I’m worried about my cat’s cough

If your kitty just coughs occasionally, it’s not really a problem. Sometimes your cat might make retching noises when bringing up a hairball, but that’s not actually coughing. We all cough sometimes – it’s the body’s natural way of clearing the respiratory system of mucus and foreign particles – but it might worry you to hear your cat coughing. Bear in mind though that our cats have the habit of concealing illnesses, so if your cat develops a real cough, then you should investigate further.

If your cat has been coughing for more than a few days, if the cough isn’t productive (he/she doesn’t bring up mucus or a hairball), or if it is severe or recurs, then you should consult your vet, who will look for the cause.

CATS

Why is my cat coughing?

There are several possibilities:

Respiratory Infections

These are the most common cause of cats coughing, particularly those cats who live in highly-populated places, such as shelters. 

Bacteria and Viruses

Bacteria, such as Bordetella bronchiseptica, which is found in highly-populated places, such as animal shelters, are a fairly common cause of feline coughing. Symptoms of infection by these bacteria include sneezing, coughing, eye discharge and may eventually result in problems with breathing. These bacteria are spread by nasal and oral discharges and can cause symptoms which can be mild or very serious. Viruses, such as Feline Rhinotracheitis Virus – also known as Feline Herpes Virus – are not usually a cause of cats coughing, unless a secondary bacterial infection develops.

Heartworm

Although not commonly found in South Africa, a parasite called Dirofilaria immitis is responsible for heartworm infection, which is preventable but may also be fatal. Mosquitoes carry the larvae from one animal to another. The larvae then travel into the blood vessels of the heart and lungs and mature into adult worms.

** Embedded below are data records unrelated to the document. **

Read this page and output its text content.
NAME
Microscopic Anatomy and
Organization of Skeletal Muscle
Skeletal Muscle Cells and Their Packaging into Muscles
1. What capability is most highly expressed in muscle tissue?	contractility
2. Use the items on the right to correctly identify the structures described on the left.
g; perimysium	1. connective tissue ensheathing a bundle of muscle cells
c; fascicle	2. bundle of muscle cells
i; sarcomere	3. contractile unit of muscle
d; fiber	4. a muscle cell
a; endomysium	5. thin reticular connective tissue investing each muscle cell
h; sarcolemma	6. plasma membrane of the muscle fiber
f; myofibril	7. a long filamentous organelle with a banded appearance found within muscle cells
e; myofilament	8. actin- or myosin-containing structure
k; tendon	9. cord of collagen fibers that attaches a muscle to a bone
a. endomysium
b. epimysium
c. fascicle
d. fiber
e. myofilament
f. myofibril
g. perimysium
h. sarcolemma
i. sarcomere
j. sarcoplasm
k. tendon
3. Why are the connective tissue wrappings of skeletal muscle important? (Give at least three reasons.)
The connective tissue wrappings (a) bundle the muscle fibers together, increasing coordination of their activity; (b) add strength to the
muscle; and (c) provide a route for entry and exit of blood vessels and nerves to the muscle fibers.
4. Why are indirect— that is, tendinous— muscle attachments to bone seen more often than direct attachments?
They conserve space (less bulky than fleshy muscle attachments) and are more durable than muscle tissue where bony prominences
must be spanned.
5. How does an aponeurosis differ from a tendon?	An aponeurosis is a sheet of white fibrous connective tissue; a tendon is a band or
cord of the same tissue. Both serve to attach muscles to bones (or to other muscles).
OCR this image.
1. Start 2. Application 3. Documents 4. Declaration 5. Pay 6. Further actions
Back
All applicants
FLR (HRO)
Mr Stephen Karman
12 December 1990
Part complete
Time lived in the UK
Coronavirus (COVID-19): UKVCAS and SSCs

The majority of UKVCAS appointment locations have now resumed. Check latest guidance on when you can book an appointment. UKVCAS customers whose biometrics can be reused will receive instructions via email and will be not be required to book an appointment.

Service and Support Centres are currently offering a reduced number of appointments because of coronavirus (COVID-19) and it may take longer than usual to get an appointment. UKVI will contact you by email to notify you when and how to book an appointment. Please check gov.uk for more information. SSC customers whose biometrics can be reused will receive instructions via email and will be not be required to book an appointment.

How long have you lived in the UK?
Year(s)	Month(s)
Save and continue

Cats may develop serious respiratory symptoms, unlike dogs. Felines may have no symptoms of heartworm infection, or they may have signs like coughing, wheezing or difficulty breathing or vomiting. The more severe respiratory symptoms are known as heartworm associated respiratory disease, or HARD, which may be fatal, even in an otherwise healthy cat.

Heart Disease

Heart disease usually develops in cats, often due to other health problems such as high blood pressure or hyperthyroidism, but it can also be caused by a genetic predisposition. Hypertrophic cardiomyopathy, or HCM, is the most common cause of heart disease, affecting around 15 %, or more, of cats. It causes the muscle of the heart to get thicker, preventing good functioning of the heart. It is most common in certain breeds, such as Persians, Chartreux, Sphynx, British Shorthair, Ragdoll and Maine Coon.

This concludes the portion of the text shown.